Литература — если говорить о литературе — прежде всего должна была ополчиться против воспитания, а не против классических языков. Нужно было указывать на тесноту и духоту пансионских помещении, на недостаток теплой одежды, на дурную пищу. Это, должно быть, казалось слишком мелким. Следовало обличать неумелость надзирателей и педагогическую бездарность учителей. Следовало ополчиться против канцелярщины и мертвой формалистики в деле воспитания, ослаблявших и уродовавших душу и тело подраставшего поколения. Вместо того обличители стали на геройскую почву. «Классики» — злодеи: они хотят своей латынью всех гимназистов превратить в идиотов, не отличающих правой руки от левой. «Реалисты» — герои, спасающие Россию от неминуемого идиотизма. Классики, такие же грешные русские люди, разумеется, впали в раздражение и обвинили противников в том, что те хотят не реализма, а непременно революции. И вышла великая путаница. Латынь, скромная латынь семинарий, аптек и журнальных эпиграфов, в глазах одних превратилась в средство сделать Россию дурой, а по убеждению других в радикальное лекарство против революции. Замешалась революция, — пошли сыски, сыщики, дружеская переписка жандармов с воспитателями, железная дисциплина, не только для учеников, но и для учителей, и действительно одуряющие, героические, лошадиные дозы спасительного лекарства, латыни. Вдобавок доктора-учителя оказались не докторами, а ветеринарами. Паны дрались, а у хлопов чубы трещали.
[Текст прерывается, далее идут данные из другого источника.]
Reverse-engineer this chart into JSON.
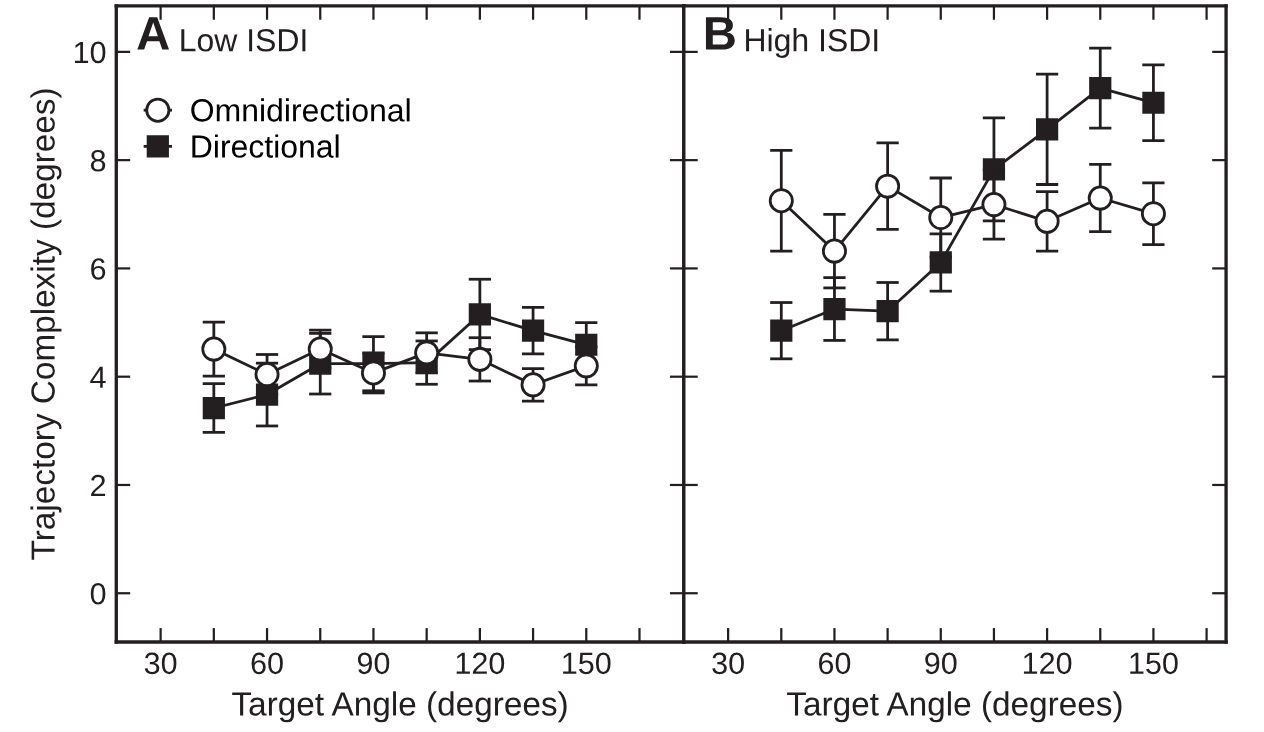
{
  "chart_data": [
    {
      "type": "line",
      "annotations": [
        "A",
        "Low ISDI"
      ],
      "xlabel": "Target Angle (degrees)",
      "ylabel": "Trajectory Complexity (degrees)",
      "x": [
        45,
        60,
        75,
        90,
        105,
        120,
        135,
        150
      ],
      "xlim": [
        17.5,
        177.5
      ],
      "ylim": [
        -0.9,
        10.85
      ],
      "xticks": [
        30,
        {
          "value": 45,
          "label": null
        },
        60,
        {
          "value": 75,
          "label": null
        },
        90,
        {
          "value": 105,
          "label": null
        },
        120,
        {
          "value": 135,
          "label": null
        },
        150,
        {
          "value": 165,
          "label": null
        }
      ],
      "yticks": [
        0,
        2,
        4,
        6,
        8,
        10
      ],
      "grid": false,
      "legend": "top left",
      "tick_labels": true,
      "series": [
        {
          "name": "Omnidirectional",
          "color": "#ffffff",
          "marker": "circle",
          "values": [
            4.51,
            4.04,
            4.51,
            4.07,
            4.44,
            4.32,
            3.85,
            4.2
          ],
          "errors": [
            0.5,
            0.37,
            0.35,
            0.37,
            0.37,
            0.4,
            0.3,
            0.35
          ]
        },
        {
          "name": "Directional",
          "color": "#231f20",
          "marker": "square",
          "values": [
            3.42,
            3.67,
            4.24,
            4.24,
            4.26,
            5.15,
            4.85,
            4.59
          ],
          "errors": [
            0.45,
            0.58,
            0.56,
            0.5,
            0.4,
            0.65,
            0.43,
            0.41
          ]
        }
      ]
    },
    {
      "type": "line",
      "annotations": [
        "B",
        "High ISDI"
      ],
      "xlabel": "Target Angle (degrees)",
      "x": [
        45,
        60,
        75,
        90,
        105,
        120,
        135,
        150
      ],
      "xlim": [
        17.5,
        170.5
      ],
      "ylim": [
        -0.9,
        10.85
      ],
      "xticks": [
        30,
        {
          "value": 45,
          "label": null
        },
        60,
        {
          "value": 75,
          "label": null
        },
        90,
        {
          "value": 105,
          "label": null
        },
        120,
        {
          "value": 135,
          "label": null
        },
        150,
        {
          "value": 165,
          "label": null
        }
      ],
      "yticks": [
        {
          "value": 0,
          "label": null
        },
        {
          "value": 2,
          "label": null
        },
        {
          "value": 4,
          "label": null
        },
        {
          "value": 6,
          "label": null
        },
        {
          "value": 8,
          "label": null
        },
        {
          "value": 10,
          "label": null
        }
      ],
      "grid": false,
      "legend": false,
      "tick_labels": "x",
      "series": [
        {
          "color": "#ffffff",
          "marker": "circle",
          "values": [
            7.25,
            6.32,
            7.52,
            6.94,
            7.18,
            6.87,
            7.3,
            7.01
          ],
          "errors": [
            0.93,
            0.68,
            0.8,
            0.73,
            0.64,
            0.55,
            0.62,
            0.57
          ]
        },
        {
          "color": "#231f20",
          "marker": "square",
          "values": [
            4.85,
            5.25,
            5.21,
            6.11,
            7.83,
            8.57,
            9.33,
            9.06
          ],
          "errors": [
            0.52,
            0.58,
            0.53,
            0.53,
            0.95,
            1.02,
            0.74,
            0.7
          ]
        }
      ]
    }
  ]
}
Оканчивая эту часть моих записок, я вижу, что она вышла отрывочной, сухой и производит тяжелое впечатление. Вина в этом падает не на одного меня. Гимназия не дала мне ни одного отрадного воспоминания, а время, которое я в ней провел, два года, прошли быстро, как в тюрьме. Несмотря на то, что я много испытал, я в это время не жил. Все рассказанные мною события были не по моему возрасту, и потому или прошли бесследно — и это в лучшем случае, — или оставили дурные следы, как тяжелая болезнь. Иное дело немецкая школа. Там был живой школьный организм. Там действительно воспитывали. В гимназии же были не воспитанники, а какие-то подследственные арестанты. Удивляться ли после этого вместе с «Московскими Ведомостями», что такая школа не выработала «великих характеров», и что наиболее характерные общественные явления, участниками которых являются люди новейшей формации, исчерпываются «опереткой, сенсационными процессами, нигилизмом и неврастенией?..»

И всё-таки скажу, что лучше было воспитываться, — хоть и с трудом, с опасностями, с препятствиями — да в русской школе. Почему? Да хоть бы потому, что этою ценой всё же осмыслишь ту жизнь, от которой не уйдешь, для которой создан и живешь, для которой по мере сил должен работать.